I'm a human being, not a stereotype
Break the Stereotype, by Jennifer Wu
Stereotypes – sometimes you use them, but more often you just hear them. White girls are Starbucks guzzling, Ugg-wearing, obsessive texters. Black girls are ratchet, finger-snapping, weave-totting divas. Muslims are all terrorists. Gay people are all flamboyant, loud and love rainbows. Emos all slit their wrists and listen to sad music. Blondes are stupid and wear excessive makeup. Skinny people eat nothing but salads and are anorexic. Virgins are prudes. Non-virgins are all easy sluts. People use these stereotypes to be mean or funny, but I think the stereotypes are so ingrained into them by society that they no longer know what they’re saying.
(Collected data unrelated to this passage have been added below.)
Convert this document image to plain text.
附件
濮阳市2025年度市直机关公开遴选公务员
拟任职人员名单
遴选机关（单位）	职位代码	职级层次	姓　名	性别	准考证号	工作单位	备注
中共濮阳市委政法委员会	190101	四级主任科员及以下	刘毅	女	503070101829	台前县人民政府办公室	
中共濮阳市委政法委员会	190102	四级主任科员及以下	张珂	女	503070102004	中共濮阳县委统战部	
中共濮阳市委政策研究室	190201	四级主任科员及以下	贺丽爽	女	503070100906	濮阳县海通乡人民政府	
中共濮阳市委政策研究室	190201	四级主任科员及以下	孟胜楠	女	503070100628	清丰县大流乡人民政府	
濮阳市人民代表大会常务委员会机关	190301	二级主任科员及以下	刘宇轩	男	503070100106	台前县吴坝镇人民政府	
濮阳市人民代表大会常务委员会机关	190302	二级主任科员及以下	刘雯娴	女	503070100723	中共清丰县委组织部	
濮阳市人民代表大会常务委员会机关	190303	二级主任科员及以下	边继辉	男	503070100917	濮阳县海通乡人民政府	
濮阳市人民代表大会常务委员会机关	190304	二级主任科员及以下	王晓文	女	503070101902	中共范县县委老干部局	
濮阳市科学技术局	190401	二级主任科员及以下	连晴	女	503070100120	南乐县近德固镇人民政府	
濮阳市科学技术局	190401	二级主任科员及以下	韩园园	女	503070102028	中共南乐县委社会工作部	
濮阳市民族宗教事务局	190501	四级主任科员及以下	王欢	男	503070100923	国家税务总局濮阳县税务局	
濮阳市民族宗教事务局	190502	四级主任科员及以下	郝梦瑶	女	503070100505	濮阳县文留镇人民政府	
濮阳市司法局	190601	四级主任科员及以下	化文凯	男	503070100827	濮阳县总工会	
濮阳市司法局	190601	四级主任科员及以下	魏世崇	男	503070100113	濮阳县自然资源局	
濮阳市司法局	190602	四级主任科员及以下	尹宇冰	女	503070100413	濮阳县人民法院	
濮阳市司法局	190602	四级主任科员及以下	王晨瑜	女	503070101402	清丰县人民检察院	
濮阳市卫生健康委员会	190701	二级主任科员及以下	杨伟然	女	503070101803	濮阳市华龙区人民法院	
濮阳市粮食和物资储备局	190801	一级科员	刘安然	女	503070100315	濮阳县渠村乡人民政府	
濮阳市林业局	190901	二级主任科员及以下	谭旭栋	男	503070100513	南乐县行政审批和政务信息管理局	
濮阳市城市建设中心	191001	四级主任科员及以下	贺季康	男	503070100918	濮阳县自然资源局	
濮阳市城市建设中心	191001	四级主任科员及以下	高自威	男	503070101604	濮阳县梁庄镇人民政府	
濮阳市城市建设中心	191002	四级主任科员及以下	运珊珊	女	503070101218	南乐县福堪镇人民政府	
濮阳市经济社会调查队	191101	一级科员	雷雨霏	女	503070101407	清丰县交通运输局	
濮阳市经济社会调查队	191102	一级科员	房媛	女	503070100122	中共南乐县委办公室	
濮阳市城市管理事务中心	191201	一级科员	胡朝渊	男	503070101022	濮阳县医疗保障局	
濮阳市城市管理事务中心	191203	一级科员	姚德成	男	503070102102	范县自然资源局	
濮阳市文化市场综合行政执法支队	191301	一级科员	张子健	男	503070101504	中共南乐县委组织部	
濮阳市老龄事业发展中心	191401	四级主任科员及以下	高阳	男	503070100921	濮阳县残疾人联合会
Lili, even you are subjected to stereotypical scrutiny. Society imagines you to have squinty eyes, glasses, ramrod-straight black hair, and an incredibly studious nature. You’re Korean, so you must hide nuclear bombs in my closet, hate Americans, and love math. Wrong on all counts.
A person’s race, sexuality and culture are not things to be stereotyped, but are simply a part of ourselves. In your generation, race has become an identity – color and origin define how you are supposed to act, talk and walk. Media represents women and girls as empty shells without diverse personalities, and determines who we are our based on our faces. Gay, Asian, black, skinny, Mexican, straight, rich, blonde, female, smart, white, male… Human. No matter how we act, talk or where we are from, we are all human beings in the end. Remember this.
Hello. My name is Lili Ok-Ellis. I’m in the sixth grade. Sometimes I feel like I’m the only one without dreams, but whatever I turn out doing in the future, I just hope I’ll be happy. I don’t know what I would do without art in my life; sometimes it’s the only thing that calms me down. I love traveling, visiting other places and learning about new cultures.